Pengenalan tidak dimiliki oleh semua mahluk, tetapi hanya di miliki oleh sebagiannya. Yang memiliki pengenalan ini menunjukkan adanya kekuatan-kekuatan lain yang tidak terdapat pada lainnya. Begitulah isi dalil natural-psikologi dari Ibnu Sina yang didasarkan atas buku De Anima (Jiwa) dan Physics, kedua-duanya dari Aristoteles.Namun dalil Ibnu Sina tersebut banyak berisi kelemahan-kelemahan antara lain bahwa natural (physic) pada dalil tersebut dihalalkan. Dalil tersebut baru mempunyai nilai kalau sekurangnya benda-benda tersebut hanya terdiri dari unsur-unsur yang satu macam, sedang benda-benda tersebut sebenarnya berbeda susunannya (unsur-unsurnya).

Oleh karena itu maka tidak ada keberatannya untuk mengatakan bahwa benda-benda yang bergerakmelawan ketentuan alam berjalan sesuai dengan tabiatnya yang khas dan berisi unsur-unsur yang memungkinkan ia bergerak. Sekarang ini banyak alat-alat (mesin ) yang bergerak dengan gerak yyang berlawanan dengan hukum alam, namun seorang pun tidak mengira bahwa alat-alat (mesin-mesin) tersebut berisi jiwa atau kekuatan lain yang tidak terlihat dan yang menggerakkannya. Ibnu Sina sendiri menyadari kelemahan dalil tersebut. Oleh karena itu dalam kitab-kitab yang dikarang, seperti al-syifa dan al-Isyarat, dalil tersebut disebutkan sambil lalu saja, dan ia lebih mengutamakan dalil-dalil yang didasarkan atas segi-segi pikiran dan jiwa.
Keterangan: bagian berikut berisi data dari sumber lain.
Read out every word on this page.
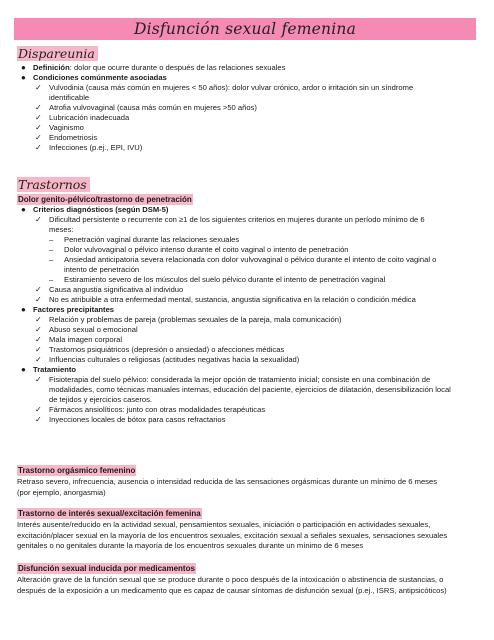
Disfunción sexual femenina
Dispareunia
● Definición: dolor que ocurre durante o después de las relaciones sexuales
● Condiciones comúnmente asociadas
✓ Vulvodinia (causa más común en mujeres < 50 años): dolor vulvar crónico, ardor o irritación sin un síndrome
identificable
✓ Atrofia vulvovaginal (causa más común en mujeres >50 años)
✓ Lubricación inadecuada
✓ Vaginismo
✓ Endometriosis
✓ Infecciones (p.ej., EPI, IVU)
Trastornos
Dolor genito-pélvico/trastorno de penetración
● Criterios diagnósticos (según DSM-5)
✓ Dificultad persistente o recurrente con ≥1 de los siguientes criterios en mujeres durante un período mínimo de 6
meses:
– Penetración vaginal durante las relaciones sexuales
– Dolor vulvovaginal o pélvico intenso durante el coito vaginal o intento de penetración
– Ansiedad anticipatoria severa relacionada con dolor vulvovaginal o pélvico durante el intento de coito vaginal o
intento de penetración
– Estiramiento severo de los músculos del suelo pélvico durante el intento de penetración vaginal
✓ Causa angustia significativa al individuo
✓ No es atribuible a otra enfermedad mental, sustancia, angustia significativa en la relación o condición médica
● Factores precipitantes
✓ Relación y problemas de pareja (problemas sexuales de la pareja, mala comunicación)
✓ Abuso sexual o emocional
✓ Mala imagen corporal
✓ Trastornos psiquiátricos (depresión o ansiedad) o afecciones médicas
✓ Influencias culturales o religiosas (actitudes negativas hacia la sexualidad)
● Tratamiento
✓ Fisioterapia del suelo pélvico: considerada la mejor opción de tratamiento inicial; consiste en una combinación de
modalidades, como técnicas manuales internas, educación del paciente, ejercicios de dilatación, desensibilización local
de tejidos y ejercicios caseros.
✓ Fármacos ansiolíticos: junto con otras modalidades terapéuticas
✓ Inyecciones locales de bótox para casos refractarios
Trastorno orgásmico femenino
Retraso severo, infrecuencia, ausencia o intensidad reducida de las sensaciones orgásmicas durante un mínimo de 6 meses
(por ejemplo, anorgasmia)
Trastorno de interés sexual/excitación femenina
Interés ausente/reducido en la actividad sexual, pensamientos sexuales, iniciación o participación en actividades sexuales,
excitación/placer sexual en la mayoría de los encuentros sexuales, excitación sexual a señales sexuales, sensaciones sexuales
genitales o no genitales durante la mayoría de los encuentros sexuales durante un mínimo de 6 meses
Disfunción sexual inducida por medicamentos
Alteración grave de la función sexual que se produce durante o poco después de la intoxicación o abstinencia de sustancias, o
después de la exposición a un medicamento que es capaz de causar síntomas de disfunción sexual (p.ej., ISRS, antipsicóticos)
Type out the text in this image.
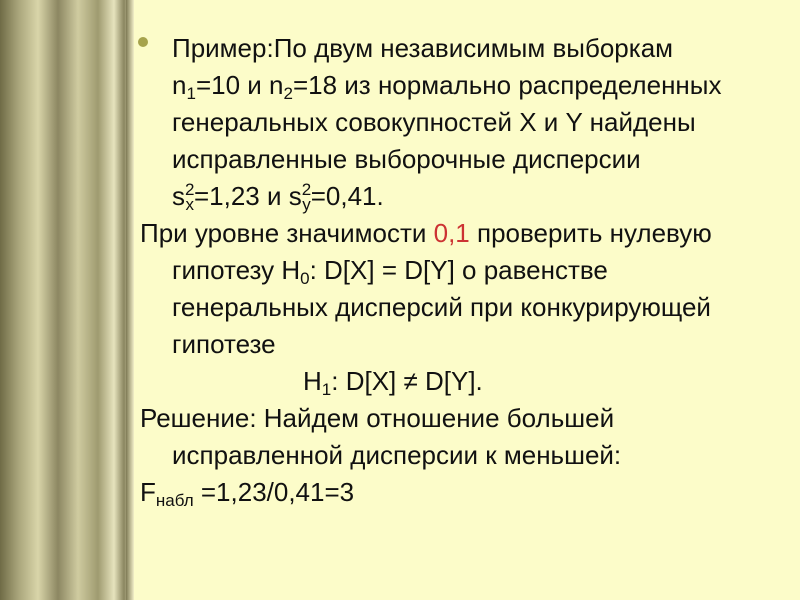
Пример:По двум независимым выборкам
$n_1=10$ и $n_2=18$ из нормально распределенных
генеральных совокупностей X и Y найдены
исправленные выборочные дисперсии
$s^2_x=1,23$ и $s^2_y=0,41$.

При уровне значимости 0,1 проверить нулевую
гипотезу $H_0$: D[X] = D[Y] о равенстве
генеральных дисперсий при конкурирующей
гипотезе

$H_1$: D[X] ≠ D[Y].

Решение: Найдем отношение большей
исправленной дисперсии к меньшей:

$F_{набл} =1,23/0,41=3$
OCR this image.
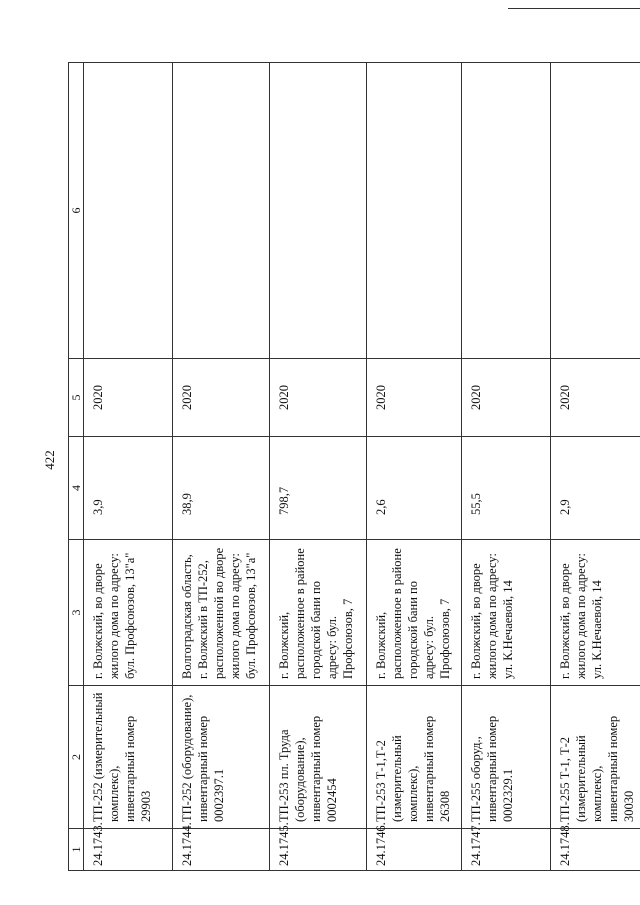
422
1	2	3	4	5	6
24.1743.	ТП-252 (измерительный комплекс), инвентарный номер 29903	г. Волжский, во дворе жилого дома по адресу: бул. Профсоюзов, 13"а"	3,9	2020	
24.1744.	ТП-252 (оборудование), инвентарный номер 0002397.1	Волгоградская область, г. Волжский в ТП-252, расположенной во дворе жилого дома по адресу: бул. Профсоюзов, 13"а"	38,9	2020	
24.1745.	ТП-253 пл. Труда (оборудование), инвентарный номер 0002454	г. Волжский, расположенное в районе городской бани по адресу: бул. Профсоюзов, 7	798,7	2020	
24.1746.	ТП-253 Т-1,Т-2 (измерительный комплекс), инвентарный номер 26308	г. Волжский, расположенное в районе городской бани по адресу: бул. Профсоюзов, 7	2,6	2020	
24.1747.	ТП-255 оборуд., инвентарный номер 0002329.1	г. Волжский, во дворе жилого дома по адресу: ул. К.Нечаевой, 14	55,5	2020	
24.1748.	ТП-255 Т-1, Т-2 (измерительный комплекс), инвентарный номер 30030	г. Волжский, во дворе жилого дома по адресу: ул. К.Нечаевой, 14	2,9	2020	
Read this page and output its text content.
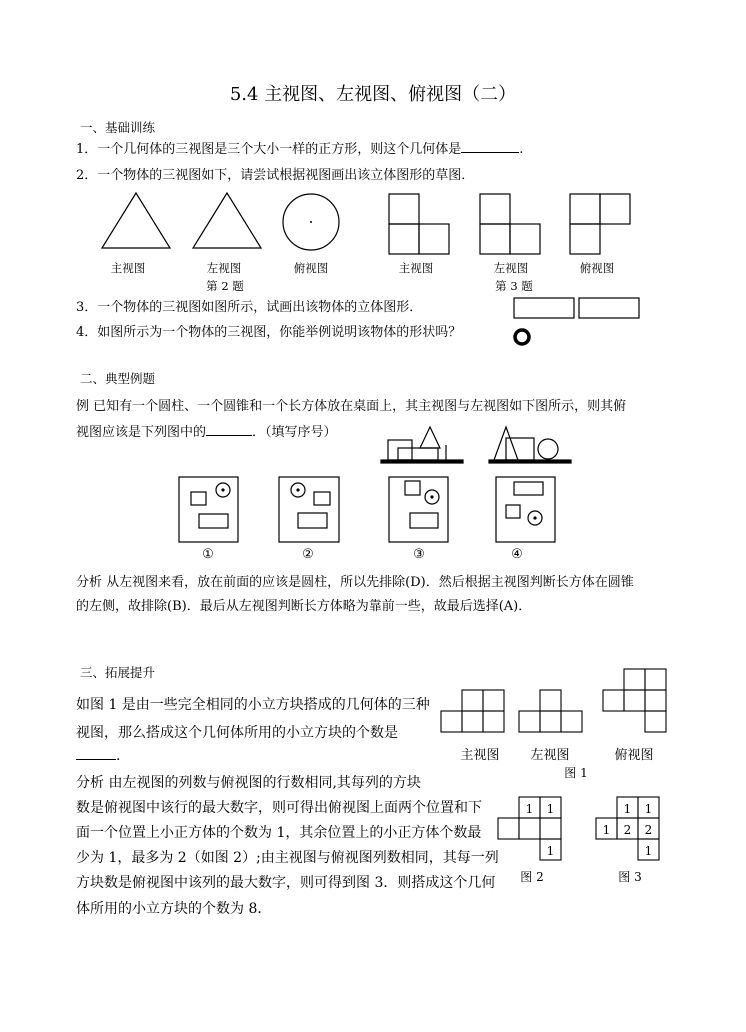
5.4 主视图、左视图、俯视图（二）
一、基础训练
1．一个几何体的三视图是三个大小一样的正方形，则这个几何体是	.
2．一个物体的三视图如下，请尝试根据视图画出该立体图形的草图．
主视图	左视图	俯视图	主视图	左视图	俯视图
第 2 题	第 3 题
3．一个物体的三视图如图所示，试画出该物体的立体图形．
4．如图所示为一个物体的三视图，你能举例说明该物体的形状吗？
二、典型例题
例 已知有一个圆柱、一个圆锥和一个长方体放在桌面上，其主视图与左视图如下图所示，则其俯
视图应该是下列图中的	．（填写序号）
①	②	③	④
分析 从左视图来看，放在前面的应该是圆柱，所以先排除(D)．然后根据主视图判断长方体在圆锥
的左侧，故排除(B)．最后从左视图判断长方体略为靠前一些，故最后选择(A)．
三、拓展提升
如图 1 是由一些完全相同的小立方块搭成的几何体的三种
视图，那么搭成这个几何体所用的小立方块的个数是
.
分析 由左视图的列数与俯视图的行数相同,其每列的方块
数是俯视图中该行的最大数字，则可得出俯视图上面两个位置和下
面一个位置上小正方体的个数为 1，其余位置上的小正方体个数最
少为 1，最多为 2（如图 2）;由主视图与俯视图列数相同，其每一列
方块数是俯视图中该列的最大数字，则可得到图 3．则搭成这个几何
体所用的小立方块的个数为 8．
1 1
1
1 1
1 2 2
1
主视图	左视图	俯视图
图 1
图 2	图 3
3. Dalil Aku dan Kesatuan Gejala Kejiwaan.

Menurut Ibnu Sina apabila seorang sedang membicarakan tentang dirinya atau mengajak bicara kepada orang lain, maka yang dimaksudkan ialah jiwanya, bukan badannya. Jadi ketika kita mengatakan saya keluar atau saya tidur , maka bukan gerak kaki, atau pemejaman mata yang dimaksudkan, tetapi hakikat kita dan seluruh pribadi kita.
4. Dalil Kelangsungan (kontinuitas).

Dalil ini mengatakan bahwa masa sekarang mempunyai hubungan dengan masa lampau dan masa depan. Kehidupan ruh pada pagi ini ada hubungannya dengan kehidupan ruh yang kemarin, bahkan kehidupan yang terjadi sekarang ada hubungannya dengan kehidupan yang terjadi beberapa tahun yang telah lewat. Perubahan tersebut saling berhubungan  karena adanya jiwa.Ibnu Sina dengan dalil kelangsungan tersebut telah membuka ciri kehidupan pikiran yang paling khas dan mencerminkan penyelidikan dan pembahasannya yang mendalam.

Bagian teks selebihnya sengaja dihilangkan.